TEMPO.CO, Jakarta - Presiden Joko Widodo atau Jokowi baru saja melontarkan ide untuk mengundang maskapai asing di rute domestik demi menurunkan harga tiket pesawat. Kementerian Perhubungan pun mematangkan tiga pertimbangan utama terkait wacana open sky tersebut.
Baca: Jokowi Undang Maskapai Asing, Budi Karya Soroti Asas Cabotage
Menteri Perhubungan Budi Karya Sumadi mengatakan, hingga saat ini belum ada maskapai asing yang secara spesifik mengungkapkan minatnya untuk beroperasi di pasar dalam negeri. Namun, lazimnya dalam investasi apabila ada yang menawarkan maka ada yang berminat.
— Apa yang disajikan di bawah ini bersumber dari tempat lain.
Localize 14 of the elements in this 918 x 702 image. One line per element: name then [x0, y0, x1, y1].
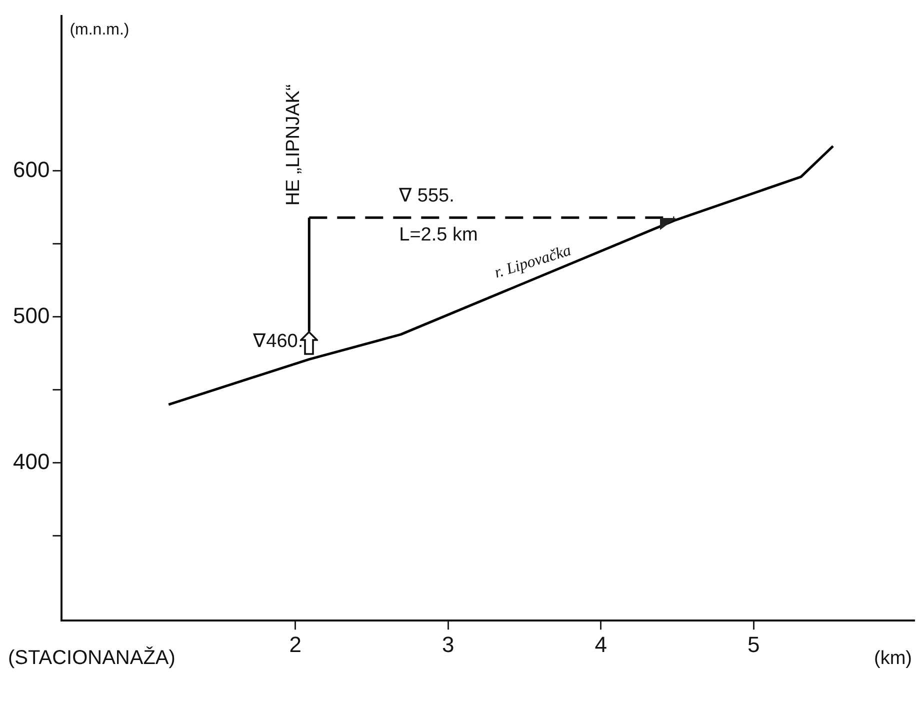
x-axis-title: (km) — [874, 648, 912, 669]
x-tick-label: 3 — [442, 632, 454, 657]
y-tick-label: 500 — [12, 303, 50, 328]
x-tick-label: 2 — [289, 632, 302, 657]
x-tick-label: 4 — [594, 632, 608, 657]
annotation: HE „LIPNJAK“ — [282, 84, 304, 206]
y-tick-label: 400 — [12, 448, 50, 474]
text: (STACIONANAŽA) — [8, 646, 176, 670]
y-axis-title: (m.n.m.) — [70, 22, 130, 39]
annotation: L=2.5 km — [399, 224, 478, 246]
annotation: ∇ 555. — [398, 185, 454, 206]
annotation: ∇460. — [252, 330, 304, 352]
y-tick-label: 600 — [12, 157, 50, 182]
x-tick-label: 5 — [747, 632, 760, 657]
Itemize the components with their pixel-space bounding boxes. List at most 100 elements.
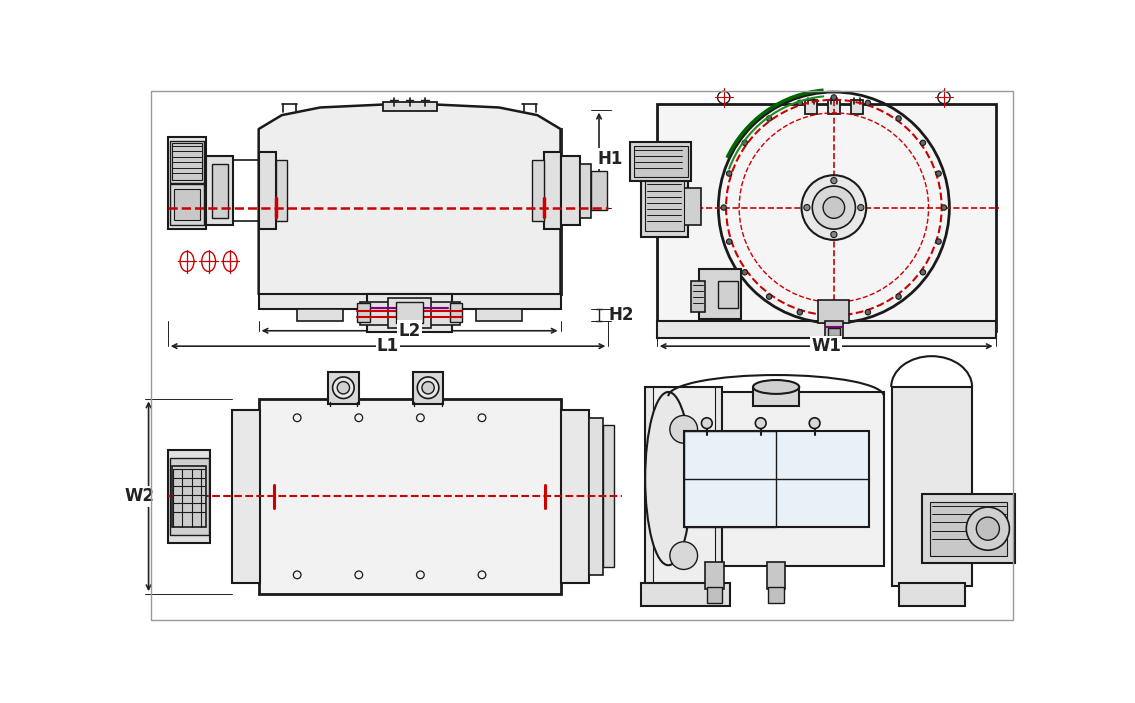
Circle shape: [755, 418, 766, 429]
Ellipse shape: [753, 380, 799, 394]
Bar: [633, 146, 688, 176]
Bar: [170, 141, 204, 183]
Bar: [630, 142, 691, 181]
Bar: [657, 321, 995, 337]
Circle shape: [920, 269, 926, 275]
Polygon shape: [259, 104, 561, 294]
Bar: [683, 188, 700, 225]
Bar: [532, 160, 544, 221]
Text: MILL: MILL: [766, 490, 847, 519]
Circle shape: [936, 171, 941, 176]
Bar: [276, 160, 287, 221]
Circle shape: [941, 205, 947, 210]
Text: H1: H1: [597, 150, 622, 167]
Bar: [691, 280, 705, 311]
Bar: [851, 100, 863, 114]
Circle shape: [976, 517, 1000, 540]
Circle shape: [337, 382, 350, 394]
Bar: [168, 450, 210, 543]
Text: MILL: MILL: [362, 201, 443, 231]
Text: POWDER: POWDER: [731, 473, 883, 503]
Text: POWDER: POWDER: [326, 185, 478, 214]
Circle shape: [726, 239, 732, 244]
Circle shape: [797, 100, 802, 105]
Text: MILL: MILL: [809, 213, 890, 242]
Circle shape: [721, 205, 726, 210]
Circle shape: [422, 382, 435, 394]
Circle shape: [701, 418, 712, 429]
Bar: [767, 562, 785, 588]
Bar: [753, 387, 799, 406]
Bar: [825, 321, 843, 337]
Circle shape: [920, 140, 926, 146]
Bar: [171, 143, 202, 180]
Bar: [232, 410, 260, 583]
Bar: [449, 303, 462, 321]
Bar: [360, 302, 460, 325]
Circle shape: [766, 294, 772, 299]
Circle shape: [865, 100, 871, 105]
Circle shape: [809, 418, 819, 429]
Bar: [657, 103, 995, 330]
Bar: [561, 156, 580, 225]
Bar: [580, 164, 591, 217]
Bar: [297, 309, 344, 321]
Bar: [561, 410, 589, 583]
Bar: [768, 587, 784, 602]
Circle shape: [333, 377, 354, 399]
Bar: [174, 189, 200, 220]
Bar: [683, 431, 776, 527]
Bar: [645, 181, 683, 231]
Bar: [259, 294, 561, 309]
Circle shape: [831, 231, 836, 238]
Bar: [382, 102, 437, 111]
Bar: [368, 294, 452, 333]
Ellipse shape: [645, 392, 691, 565]
Bar: [818, 300, 849, 323]
Circle shape: [896, 116, 901, 121]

"Dalam kajian ini kami akan lakukan secara cermat untuk asas cabotage, safety, dan pemerataan rute," kata Budi, di Jakarta, Senin 3 Juni 2019.
Dia menjelaskan dalam asas cabotage, maskapai asing wajib menggandeng perusahaan dalam negeri untuk bisa beroperasi di Tanah Air. Selanjutnya, kepemilikan saham mayoritas harus berada di perusahaan dalam negeri minimal 51 persen.
Syarat lainnya, kata Budi Karya, maskapai asing harus memenuhi aturan soal keselamatan, salah satunya adalah terkait dengan umur pesawat yang akan dioperasikan. Berdasarkan Peraturan Menteri Perhubungan No. 7/2016, pesawat yang pertama kali didaftarkan di Indonesia adalah berusia maksimal 10 tahun.
Poin terakhir adalah soal pemerataan rute penerbangan. Menurut Budi Karya, maskapai tidak hanya mendapatkan izin rute penerbangan gemuk, tetapi juga harus melayani rute penerbangan perintis. "Saya mesti matangkan regulasinya. Setelah Lebaran baru ada hal yang dilakukan," ujarnya.
Pengamat penerbangan Indonesia Aviation Center, Arista Atmadjati, memandang usulan Jokowi soal maskapai asing ini semestinya bukan momok bagi bisnis penerbangan dalam negeri. “Karena maskapai dalam negeri kita, seperti Lion Air, itu kan buka di luar negeri lebih dulu. Maskapai kita sudah lebih agresif,” ucap Arista saat dihubungi Tempo pada Senin, 3 Juni 2019.